Но существует и третья, главная, на мой взгляд, ипостась автора и обоих его персонажей. Это ребенок, бесстрашно исследующий «дальние покои» родительского дома и собственного подсознания, где продолжают призрачное существование его предки, или тайком «подкармливающий» мертвыми птичками и зверюшками изголодавшееся, проклятое всеми «запретное место».

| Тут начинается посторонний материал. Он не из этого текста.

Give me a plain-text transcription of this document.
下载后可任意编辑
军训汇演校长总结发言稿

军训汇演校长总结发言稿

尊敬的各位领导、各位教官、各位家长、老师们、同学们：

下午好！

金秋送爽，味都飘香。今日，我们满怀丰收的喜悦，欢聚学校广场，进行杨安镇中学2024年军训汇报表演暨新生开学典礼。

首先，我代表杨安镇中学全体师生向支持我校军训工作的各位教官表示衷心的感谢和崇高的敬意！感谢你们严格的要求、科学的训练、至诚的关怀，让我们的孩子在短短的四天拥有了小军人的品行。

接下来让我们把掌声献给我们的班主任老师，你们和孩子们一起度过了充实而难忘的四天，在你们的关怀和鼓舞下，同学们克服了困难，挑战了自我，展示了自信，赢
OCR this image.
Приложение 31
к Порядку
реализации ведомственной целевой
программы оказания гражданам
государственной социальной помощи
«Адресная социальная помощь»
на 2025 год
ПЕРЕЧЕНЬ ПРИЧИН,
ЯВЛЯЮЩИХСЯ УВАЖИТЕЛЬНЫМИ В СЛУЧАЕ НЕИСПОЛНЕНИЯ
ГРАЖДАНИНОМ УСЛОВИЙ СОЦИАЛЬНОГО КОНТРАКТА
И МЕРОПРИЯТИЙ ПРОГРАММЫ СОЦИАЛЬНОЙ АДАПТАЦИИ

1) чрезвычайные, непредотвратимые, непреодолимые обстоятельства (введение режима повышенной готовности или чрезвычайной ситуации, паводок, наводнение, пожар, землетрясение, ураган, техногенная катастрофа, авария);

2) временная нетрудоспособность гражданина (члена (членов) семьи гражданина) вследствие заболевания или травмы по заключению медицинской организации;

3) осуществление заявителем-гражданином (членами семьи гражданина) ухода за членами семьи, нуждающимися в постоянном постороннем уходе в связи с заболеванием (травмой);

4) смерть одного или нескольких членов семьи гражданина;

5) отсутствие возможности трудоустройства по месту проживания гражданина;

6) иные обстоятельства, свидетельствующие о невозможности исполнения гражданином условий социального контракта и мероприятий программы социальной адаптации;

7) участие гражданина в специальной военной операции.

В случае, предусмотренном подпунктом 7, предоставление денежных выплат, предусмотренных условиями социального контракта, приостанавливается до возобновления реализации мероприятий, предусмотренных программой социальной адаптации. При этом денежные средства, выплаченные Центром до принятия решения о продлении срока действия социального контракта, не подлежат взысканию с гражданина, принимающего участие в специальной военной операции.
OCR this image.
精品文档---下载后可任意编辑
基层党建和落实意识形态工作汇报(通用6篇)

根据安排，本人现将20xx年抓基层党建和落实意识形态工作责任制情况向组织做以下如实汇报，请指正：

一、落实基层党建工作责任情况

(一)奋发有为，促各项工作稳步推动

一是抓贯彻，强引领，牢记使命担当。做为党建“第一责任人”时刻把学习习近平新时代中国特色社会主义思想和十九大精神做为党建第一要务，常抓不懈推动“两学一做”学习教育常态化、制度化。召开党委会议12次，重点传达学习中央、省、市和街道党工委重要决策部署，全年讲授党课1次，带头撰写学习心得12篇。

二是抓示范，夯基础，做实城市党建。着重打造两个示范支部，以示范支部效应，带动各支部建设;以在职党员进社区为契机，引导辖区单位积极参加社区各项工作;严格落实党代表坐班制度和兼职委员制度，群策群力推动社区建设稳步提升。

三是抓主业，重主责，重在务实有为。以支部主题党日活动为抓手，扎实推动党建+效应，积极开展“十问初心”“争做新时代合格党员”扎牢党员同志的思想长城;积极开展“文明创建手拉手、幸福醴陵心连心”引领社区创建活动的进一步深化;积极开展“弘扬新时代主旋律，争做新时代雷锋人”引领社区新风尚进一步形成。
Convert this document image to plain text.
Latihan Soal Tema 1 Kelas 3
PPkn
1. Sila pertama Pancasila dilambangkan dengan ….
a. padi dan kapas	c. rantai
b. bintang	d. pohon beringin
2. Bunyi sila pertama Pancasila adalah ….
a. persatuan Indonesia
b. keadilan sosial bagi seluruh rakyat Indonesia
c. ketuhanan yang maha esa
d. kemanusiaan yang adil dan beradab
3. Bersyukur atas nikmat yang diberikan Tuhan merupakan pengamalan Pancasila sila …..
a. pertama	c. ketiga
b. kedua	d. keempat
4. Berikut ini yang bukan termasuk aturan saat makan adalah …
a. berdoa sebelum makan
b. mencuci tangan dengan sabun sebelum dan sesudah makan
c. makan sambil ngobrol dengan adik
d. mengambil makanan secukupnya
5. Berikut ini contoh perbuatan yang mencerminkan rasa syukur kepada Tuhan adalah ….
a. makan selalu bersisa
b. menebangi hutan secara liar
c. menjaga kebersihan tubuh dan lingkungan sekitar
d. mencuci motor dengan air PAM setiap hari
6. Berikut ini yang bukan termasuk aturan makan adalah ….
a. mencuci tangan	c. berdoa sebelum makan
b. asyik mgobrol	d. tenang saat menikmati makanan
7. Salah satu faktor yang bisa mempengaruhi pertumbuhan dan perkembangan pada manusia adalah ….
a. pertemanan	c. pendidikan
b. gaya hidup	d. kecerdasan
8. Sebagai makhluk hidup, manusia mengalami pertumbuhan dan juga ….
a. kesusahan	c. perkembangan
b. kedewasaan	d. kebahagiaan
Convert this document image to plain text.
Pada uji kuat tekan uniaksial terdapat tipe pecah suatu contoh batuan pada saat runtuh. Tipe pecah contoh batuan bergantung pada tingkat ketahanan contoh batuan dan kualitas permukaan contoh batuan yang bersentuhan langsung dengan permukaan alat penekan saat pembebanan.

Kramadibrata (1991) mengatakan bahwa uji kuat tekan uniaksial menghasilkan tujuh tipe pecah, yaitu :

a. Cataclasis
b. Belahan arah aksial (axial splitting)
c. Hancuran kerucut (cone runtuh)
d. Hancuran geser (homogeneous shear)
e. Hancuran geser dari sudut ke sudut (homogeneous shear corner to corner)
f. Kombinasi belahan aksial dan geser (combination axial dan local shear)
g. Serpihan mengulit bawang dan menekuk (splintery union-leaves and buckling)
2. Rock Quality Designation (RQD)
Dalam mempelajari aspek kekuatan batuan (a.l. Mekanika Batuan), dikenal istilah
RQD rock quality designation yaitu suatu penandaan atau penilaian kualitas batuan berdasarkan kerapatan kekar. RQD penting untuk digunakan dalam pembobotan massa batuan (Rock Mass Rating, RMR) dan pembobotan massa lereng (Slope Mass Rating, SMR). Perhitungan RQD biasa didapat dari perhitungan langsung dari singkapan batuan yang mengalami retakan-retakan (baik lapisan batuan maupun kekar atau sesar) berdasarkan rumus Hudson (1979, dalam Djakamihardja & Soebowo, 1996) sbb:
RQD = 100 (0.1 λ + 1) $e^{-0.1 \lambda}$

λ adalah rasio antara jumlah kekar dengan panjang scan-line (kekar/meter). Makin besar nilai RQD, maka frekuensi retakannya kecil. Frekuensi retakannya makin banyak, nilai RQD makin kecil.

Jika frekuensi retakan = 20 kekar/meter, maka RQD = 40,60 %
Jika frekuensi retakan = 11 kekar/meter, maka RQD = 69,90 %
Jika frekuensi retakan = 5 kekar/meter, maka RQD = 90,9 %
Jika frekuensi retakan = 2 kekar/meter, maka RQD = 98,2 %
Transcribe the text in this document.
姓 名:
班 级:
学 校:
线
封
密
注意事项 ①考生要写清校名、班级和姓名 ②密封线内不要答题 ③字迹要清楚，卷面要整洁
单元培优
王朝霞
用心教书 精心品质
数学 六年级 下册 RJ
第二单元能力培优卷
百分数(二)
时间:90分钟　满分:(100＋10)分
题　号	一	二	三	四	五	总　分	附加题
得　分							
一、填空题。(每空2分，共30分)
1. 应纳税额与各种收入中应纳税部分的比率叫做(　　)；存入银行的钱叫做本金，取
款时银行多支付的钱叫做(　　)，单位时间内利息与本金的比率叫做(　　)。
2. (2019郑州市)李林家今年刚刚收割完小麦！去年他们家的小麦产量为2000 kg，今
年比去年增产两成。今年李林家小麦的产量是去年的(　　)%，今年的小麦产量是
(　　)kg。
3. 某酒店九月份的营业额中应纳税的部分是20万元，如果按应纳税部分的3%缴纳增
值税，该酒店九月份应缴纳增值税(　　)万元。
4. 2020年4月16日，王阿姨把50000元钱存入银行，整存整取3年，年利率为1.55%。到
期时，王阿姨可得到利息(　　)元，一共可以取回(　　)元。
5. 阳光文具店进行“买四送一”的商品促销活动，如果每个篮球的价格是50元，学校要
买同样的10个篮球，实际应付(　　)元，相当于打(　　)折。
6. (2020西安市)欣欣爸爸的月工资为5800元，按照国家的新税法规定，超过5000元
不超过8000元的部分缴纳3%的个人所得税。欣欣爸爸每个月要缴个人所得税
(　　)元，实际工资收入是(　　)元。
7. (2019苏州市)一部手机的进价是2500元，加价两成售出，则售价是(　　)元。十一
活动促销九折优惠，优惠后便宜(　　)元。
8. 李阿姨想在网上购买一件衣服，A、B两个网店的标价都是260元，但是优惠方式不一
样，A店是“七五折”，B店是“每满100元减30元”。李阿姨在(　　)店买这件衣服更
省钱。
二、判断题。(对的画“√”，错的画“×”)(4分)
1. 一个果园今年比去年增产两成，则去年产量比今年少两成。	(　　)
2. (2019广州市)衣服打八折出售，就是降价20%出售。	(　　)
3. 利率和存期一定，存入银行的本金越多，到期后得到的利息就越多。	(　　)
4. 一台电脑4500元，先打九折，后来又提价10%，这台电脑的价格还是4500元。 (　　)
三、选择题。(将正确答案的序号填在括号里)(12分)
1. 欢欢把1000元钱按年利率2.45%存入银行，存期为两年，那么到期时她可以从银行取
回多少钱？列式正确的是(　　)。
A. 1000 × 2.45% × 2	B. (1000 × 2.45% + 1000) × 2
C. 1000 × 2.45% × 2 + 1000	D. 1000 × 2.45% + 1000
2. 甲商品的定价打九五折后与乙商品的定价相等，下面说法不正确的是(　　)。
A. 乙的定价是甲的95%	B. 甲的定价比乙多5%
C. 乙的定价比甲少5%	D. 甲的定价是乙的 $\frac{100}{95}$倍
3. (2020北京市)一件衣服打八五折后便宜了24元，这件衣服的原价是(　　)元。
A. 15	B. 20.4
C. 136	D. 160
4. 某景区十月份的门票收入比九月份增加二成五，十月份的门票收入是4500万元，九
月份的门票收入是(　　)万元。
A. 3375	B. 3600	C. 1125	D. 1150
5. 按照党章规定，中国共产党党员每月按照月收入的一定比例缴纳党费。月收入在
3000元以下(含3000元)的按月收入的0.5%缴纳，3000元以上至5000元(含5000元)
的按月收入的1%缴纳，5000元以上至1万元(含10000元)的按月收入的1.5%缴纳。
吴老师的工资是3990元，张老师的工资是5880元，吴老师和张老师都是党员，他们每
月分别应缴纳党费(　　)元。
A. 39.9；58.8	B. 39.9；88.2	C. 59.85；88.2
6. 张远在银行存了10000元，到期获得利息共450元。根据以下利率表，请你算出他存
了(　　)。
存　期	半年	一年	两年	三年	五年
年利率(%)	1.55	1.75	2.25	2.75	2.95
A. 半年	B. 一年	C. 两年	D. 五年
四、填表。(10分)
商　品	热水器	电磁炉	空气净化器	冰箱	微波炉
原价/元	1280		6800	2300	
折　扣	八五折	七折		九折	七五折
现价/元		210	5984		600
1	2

«Большинство людей, — пишет Блэквуд, — проходит мимо приоткрытой двери, не заглянув в нее и не заметив слабых колебаний той великой завесы, что отделяет видимость от скрытого мира первопричин». В детстве эта завеса кажется прозрачной. Незамутненный суевериями и догмами взгляд ребенка свободно проникает туда, куда лишь изредка осмелится посмотреть взрослый. Сны для ребенка столь же реальны, как окружающая его действительность, а действительность готова в любой миг обернуться хорошим или дурным сном. То же самое можно сказать и о «потусторонних» явлениях и существах: они предстают детскому сознанию в той степени реальности и материальности, какой оно само решает их наделить. Если Дух, согласно воззрениям Платона и Аристотеля, является перводвигателем Космоса и его формообразующим началом, то ребенок, как говорится в известной притче из ницшевского «Заратустры», — это наивысшее воплощение Духа: «Дитя есть невинность и забвение, новое начинание, игра, самокатящееся колесо, начальное движение, святое слово утверждения». «Его не жалят ядовитые насекомые, не когтят хищные звери, не трогают птицы-стервятники», — сказано в Дао дэ цзине.